A long haul day. I slept fairly solidly until about four or five am but was awake before my six thirty alarm to take my first set of drugs. D however has spent the night on the floor and I feel hugely guilty over this and try to cover him with the fleece throw from the bed not realising there is a book on top which I tip over him waking him up! Oops.
Realising I am not going to sleep anymore I persuade him to take the bed and go for a quiet walk around the hospital grounds. Not particularly scenic I grant you but I know today I will be spending virtually all day on a drip and relish the bracing walk in the cold sunshine no matter what the view!

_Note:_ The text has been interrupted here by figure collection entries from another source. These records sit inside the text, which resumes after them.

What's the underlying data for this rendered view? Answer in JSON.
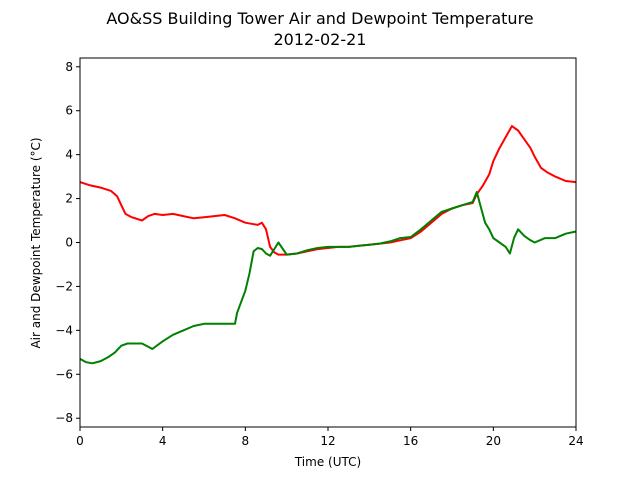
{
  "chart_data": {
    "type": "line",
    "title": "AO&SS Building Tower Air and Dewpoint Temperature",
    "subtitle": "2012-02-21",
    "xlabel": "Time (UTC)",
    "ylabel": "Air and Dewpoint Temperature (°C)",
    "xlim": [
      0,
      24
    ],
    "ylim": [
      -8.4,
      8.4
    ],
    "x_ticks": [
      0,
      4,
      8,
      12,
      16,
      20,
      24
    ],
    "y_ticks": [
      -8,
      -6,
      -4,
      -2,
      0,
      2,
      4,
      6,
      8
    ],
    "grid": false,
    "series": [
      {
        "color": "#ff0000",
        "x": [
          0,
          0.5,
          1,
          1.5,
          1.8,
          2,
          2.2,
          2.5,
          3,
          3.3,
          3.6,
          4,
          4.5,
          5,
          5.5,
          6,
          6.5,
          7,
          7.5,
          8,
          8.3,
          8.6,
          8.8,
          9,
          9.2,
          9.4,
          9.6,
          10,
          10.5,
          11,
          11.5,
          12,
          12.5,
          13,
          13.5,
          14,
          14.5,
          15,
          15.5,
          16,
          16.5,
          17,
          17.5,
          18,
          18.5,
          19,
          19.2,
          19.5,
          19.8,
          20,
          20.3,
          20.6,
          20.9,
          21.2,
          21.5,
          21.8,
          22,
          22.3,
          22.6,
          23,
          23.5,
          24
        ],
        "values": [
          2.75,
          2.6,
          2.5,
          2.35,
          2.1,
          1.7,
          1.3,
          1.15,
          1.0,
          1.2,
          1.3,
          1.25,
          1.3,
          1.2,
          1.1,
          1.15,
          1.2,
          1.25,
          1.1,
          0.9,
          0.85,
          0.8,
          0.9,
          0.6,
          -0.2,
          -0.45,
          -0.55,
          -0.55,
          -0.5,
          -0.4,
          -0.3,
          -0.25,
          -0.2,
          -0.2,
          -0.15,
          -0.1,
          -0.05,
          0.0,
          0.1,
          0.2,
          0.5,
          0.9,
          1.3,
          1.55,
          1.7,
          1.8,
          2.2,
          2.6,
          3.1,
          3.7,
          4.3,
          4.8,
          5.3,
          5.1,
          4.7,
          4.3,
          3.9,
          3.4,
          3.2,
          3.0,
          2.8,
          2.75
        ]
      },
      {
        "color": "#008000",
        "x": [
          0,
          0.3,
          0.6,
          1,
          1.4,
          1.7,
          2,
          2.3,
          2.6,
          3,
          3.3,
          3.5,
          4,
          4.5,
          5,
          5.5,
          6,
          6.5,
          7,
          7.5,
          7.6,
          7.8,
          8,
          8.2,
          8.4,
          8.6,
          8.8,
          9,
          9.2,
          9.4,
          9.6,
          10,
          10.5,
          11,
          11.5,
          12,
          12.5,
          13,
          13.5,
          14,
          14.5,
          15,
          15.5,
          16,
          16.5,
          17,
          17.5,
          18,
          18.5,
          19,
          19.2,
          19.4,
          19.6,
          19.8,
          20,
          20.3,
          20.6,
          20.8,
          21,
          21.2,
          21.5,
          21.8,
          22,
          22.5,
          23,
          23.5,
          24
        ],
        "values": [
          -5.3,
          -5.45,
          -5.5,
          -5.4,
          -5.2,
          -5.0,
          -4.7,
          -4.6,
          -4.6,
          -4.6,
          -4.75,
          -4.85,
          -4.5,
          -4.2,
          -4.0,
          -3.8,
          -3.7,
          -3.7,
          -3.7,
          -3.7,
          -3.2,
          -2.7,
          -2.2,
          -1.4,
          -0.4,
          -0.25,
          -0.3,
          -0.5,
          -0.6,
          -0.3,
          0.0,
          -0.55,
          -0.5,
          -0.35,
          -0.25,
          -0.2,
          -0.2,
          -0.2,
          -0.15,
          -0.1,
          -0.05,
          0.05,
          0.2,
          0.25,
          0.6,
          1.0,
          1.4,
          1.55,
          1.7,
          1.85,
          2.3,
          1.6,
          0.9,
          0.6,
          0.2,
          0.0,
          -0.2,
          -0.5,
          0.2,
          0.6,
          0.3,
          0.1,
          0.0,
          0.2,
          0.2,
          0.4,
          0.5
        ]
      }
    ]
  }
}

We have to be at the chemo suite for nine today, and after the usual wait I am offered a bed. I accept although last time I was in a hospital bed was August 2010 after my operation and I couldn't get out of it fast enough. I hate feeling vulnerable. D is perched by my side on an uncomfy looking chair, on guard!
First up is some more pills: anti-emetic ondansetron and two "water pills" as the chemo drug of choice today is Cisplatin and this one can do all sorts of badness if not flushed through so as well as IV fluids I have these pills to make me pee. The ever more glamorous part of this is that every time I pee I have to measure the amount and fill in a chart so the staff can keep tabs on how I'm doing. I tell you it is not easy negotiating a busy suite with a IV pump backwards and forwards to the toilets half a dozen time in a couple of hours, using the scales and either not tripping over someone or becoming entangled. I am warned by one serious nurse if the line in my hand comes out of the vein and the drug goes into the surrounding tissue I'm going to be in a lot of pain; I'm not willing to test her theory.
In the morning I am visited by a dietitian - we had to request it, like everything it seems- and this is a little ironic as I had to give up on my dream to train in this field but we get to ask about nutrition and what we should and shouldn't be doing to keep me going strong. Seems the answer is pretty much the same as we're doing so kudos for us! The only thing she could suggest is making sure I have enough calcium for my bones as I don't really eat much dairy anymore.
By lunch I am feeling the fatigue and the lunch provided can at best be described as uninspiring, actually it's a dried out microwave meal I can only force half down. By now I'm feeling quite rubbish and its making me cranky. So much so that while I don't really eat much and D eats nothing as he doesn't want to leave me alone in such a state.
In the afternoon its a change to Estoposide chemo and I am cheered by coffee and biscuits while D distracts me by teaching me to play gin rummy. A game I manage to lose spectacularly despite having what turns out the winning hand even tho its my first go this a little shaming. Later he starts to read to me and I promptly fall asleep. Fatigue it seems is catching up with me!!!!